Starting to think out loud:
Taking advantage of paralellism is a necessary step for the advance of computing. Chip-multiprocessors (CMP) and FPGAs enable concurrent computation paradigms. CMPs allow for thread-level parallelism (TLP), where each core contains an instruction cache consisting of the current set of supported functions. Reconfigruable datapath arrays allow for networks of fixed functions to be interconnected through routers to take advantage of instruction level parallelism (ILP). FPGAs offer even finer granularity of control allowing a network of reconfigurable functions often enabling bit level parallelism (BLP) in addition to ILP and TLP.
The granularity of reconfigurability also has implications to data locality. If we have fine grained control over where we may define memory and registers in our array, then we may localize our variables near the operations that use them. Since memory bandwidth is the primary cause of the "von Neumann bottleneck," on-chip data locality provides a solution.

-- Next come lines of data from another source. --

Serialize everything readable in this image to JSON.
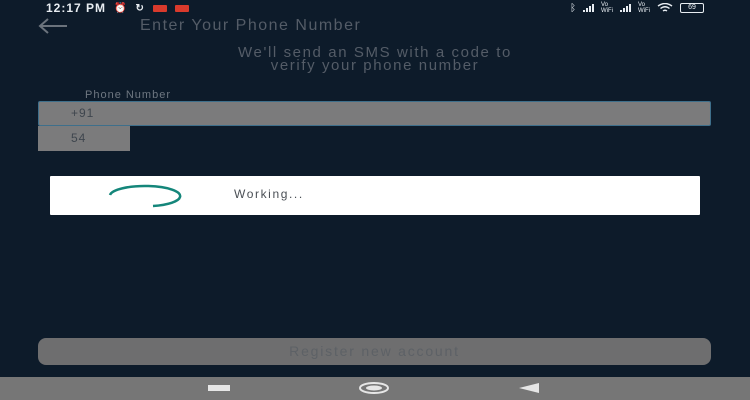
{
  "status_bar": {
    "time": "12:17 PM",
    "net1": "Vo\nWiFi",
    "net2": "Vo\nWiFi",
    "battery": "69"
  },
  "header": {
    "title": "Enter Your Phone Number"
  },
  "subtitle": {
    "line1": "We'll send an SMS with a code to",
    "line2": "verify your phone number"
  },
  "phone": {
    "label": "Phone Number",
    "value": "+91",
    "code": "54"
  },
  "dialog": {
    "text": "Working..."
  },
  "register": {
    "label": "Register new account"
  },
  "colors": {
    "background": "#0d1b2a",
    "spinner": "#14867a",
    "field_border": "#3e6f8b",
    "notification": "#d93a2c"
  }
}
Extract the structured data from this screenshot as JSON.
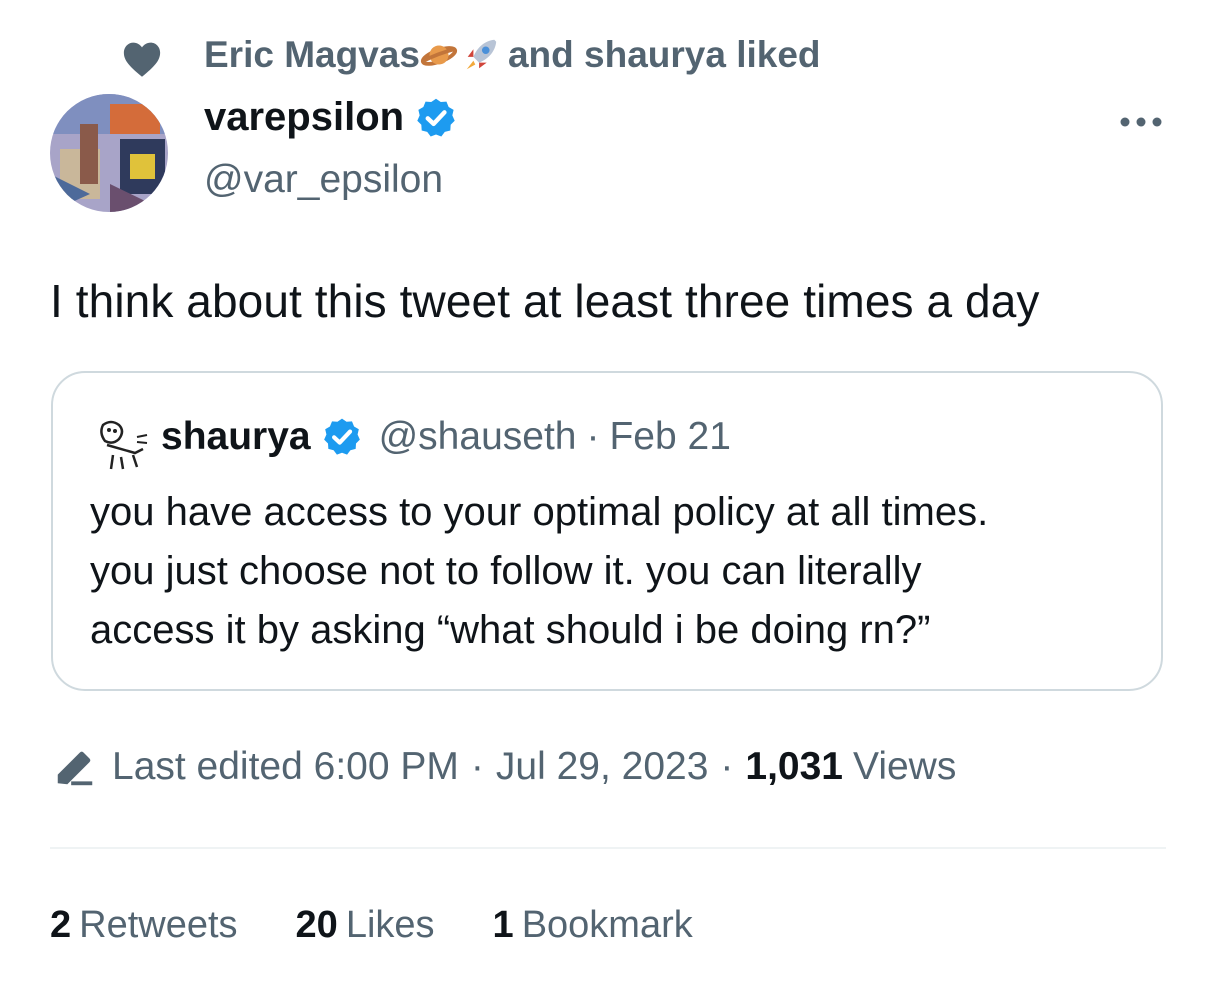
{
  "social_context": {
    "name": "Eric Magvas",
    "emojis": [
      "ringed-planet-emoji",
      "rocket-emoji"
    ],
    "suffix": "and shaurya liked"
  },
  "author": {
    "display_name": "varepsilon",
    "handle": "@var_epsilon",
    "verified": true
  },
  "tweet": {
    "text": "I think about this tweet at least three times a day"
  },
  "quoted_tweet": {
    "display_name": "shaurya",
    "handle": "@shauseth",
    "separator": "·",
    "date": "Feb 21",
    "lines": [
      "you have access to your optimal policy at all times.",
      "you just choose not to follow it. you can literally",
      "access it by asking “what should i be doing rn?”"
    ]
  },
  "meta": {
    "edited_label": "Last edited 6:00 PM",
    "separator": "·",
    "date": "Jul 29, 2023",
    "views_count": "1,031",
    "views_label": "Views"
  },
  "stats": {
    "retweets_count": "2",
    "retweets_label": "Retweets",
    "likes_count": "20",
    "likes_label": "Likes",
    "bookmarks_count": "1",
    "bookmarks_label": "Bookmark"
  },
  "colors": {
    "primary_text": "#0f1419",
    "secondary_text": "#536471",
    "verified_blue": "#1d9bf0",
    "border": "#cfd9de"
  }
}
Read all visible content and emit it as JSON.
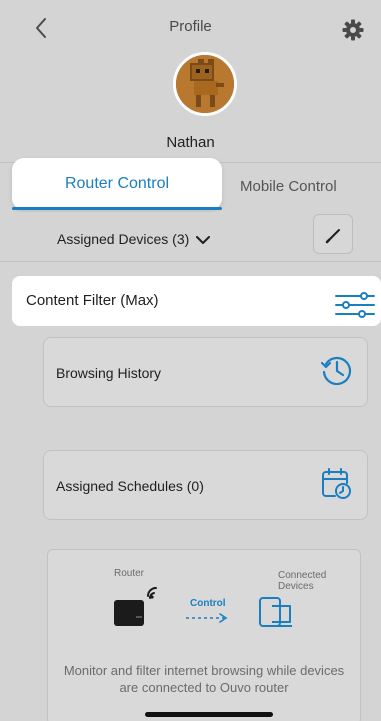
{
  "header": {
    "title": "Profile",
    "back_icon": "chevron-left-icon",
    "settings_icon": "gear-icon"
  },
  "profile": {
    "name": "Nathan",
    "avatar": "cat-avatar"
  },
  "tabs": {
    "router_label": "Router Control",
    "mobile_label": "Mobile Control",
    "active": "Router Control"
  },
  "assigned": {
    "label": "Assigned Devices (3)",
    "edit_icon": "pencil-icon"
  },
  "content_filter": {
    "label": "Content Filter (Max)",
    "icon": "sliders-icon"
  },
  "browsing_history": {
    "label": "Browsing History",
    "icon": "history-icon"
  },
  "schedules": {
    "label": "Assigned Schedules (0)",
    "icon": "calendar-clock-icon"
  },
  "info": {
    "router_label": "Router",
    "devices_label": "Connected Devices",
    "control_label": "Control",
    "description": "Monitor and filter internet browsing while devices are connected to Ouvo router"
  },
  "colors": {
    "accent": "#1a7fc1",
    "background": "#d4d4d4",
    "highlight": "#ffffff"
  }
}
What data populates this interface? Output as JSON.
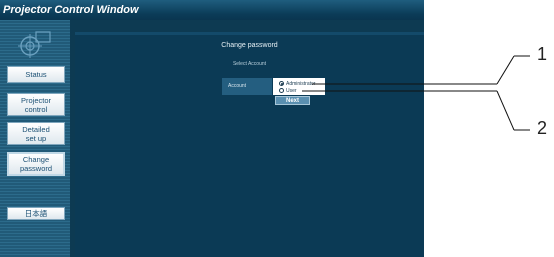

The cost of reconfigurability is the amount of area required per operation, which implies a lower clock frequency and higher power consumption per function when compared to a fixed implementation. Still it is often impractical to have a fixed-ASIC implemenation for all computing functions. Thus we are left to choose between a reconfigurabile chip and a general purpose CPU. A reconfigurable device can often levarage parallelism to achieve a decrease in total execution time and total power consumption over general purpose microprocessing units.
It may not be the case the a reconfigurable device wins over a general purpose CPU. If a CPU device is more suitable for an application it would be wise to use it. A mixed granular structure incorporating reconfigurable logic within an array of microprocessors can maximize performance by alleviating speed issues for explicitly single threaded applications that cannot leverage BLP, ILP or TLP.
My goal is to create a self optimizing operating system for such reconfigurable heterogeneous arrays. Compatibility with current computing paradigms is a primary objective to minimize barriers to adoption. To maintain compatibility the primary application will be a virtual machine server that manages reconfigurable hardware. The operating system seeks to minimize some cost function while executing some set of processes. This cost function should be based on an economic model of computation concerned with metrics such as power consumption or execution time. If real estate can be used to save energy and time then it has an implied value.
The system is managed by a network of agents. Agents are capable of receiving and responding to signals and objects. Signals and objects are related just as energy and mass are related--sometimes it is useful to look at things as waves, and other times as particles. The agents communicate with one another subject to the constraints of some physical environment just as the propagation of electromagnetic waves is constained by the physical hardware.
To understand the interactions of the network of agents with their environment, it is important to have a model of an environment. An environment consists of a set of state variables, a set of accessors, and a set of state evolution functions. State variables are the information we might wish to know about a system for example the temparature at a location, the configuration of a LUT, the contents of a register or the capacitance of a MOSFET. These examples demonstrate that state variables exist with different scope and different domains.
State variables that are static in scope are the physical constraints that may not be altered by the agents of our operating system. For example, the electro-magnetic constant, the length of copper between two transistors in a circuit, the dopant density of silicon, etc. State variables that are in constant scope provide a configuration layer. This configuration layer may be accessed by reconfiguration agents.
It is generally desirable for things to behave predictably so that we can constrain an environment model and adapt to an evironment. However, this does not mean that we may assume absolute determinism; we should provide a means for semi-static and semi-constant variables that permit some randomness. This will provide support for defective or faulty components.
There should be processes that can simulate a particular environment to allow for behavior predictions. There could also be feedback from some of the physical environment to monitor the system and control the system.
Methods for optimizing the cost function include:
resource sharing and recycling
dynamic load balancing
power and frequency scaling
place and route
These processes are "computationally invariant" which implies that they only alter the cost of execution while the system functionality remains the same.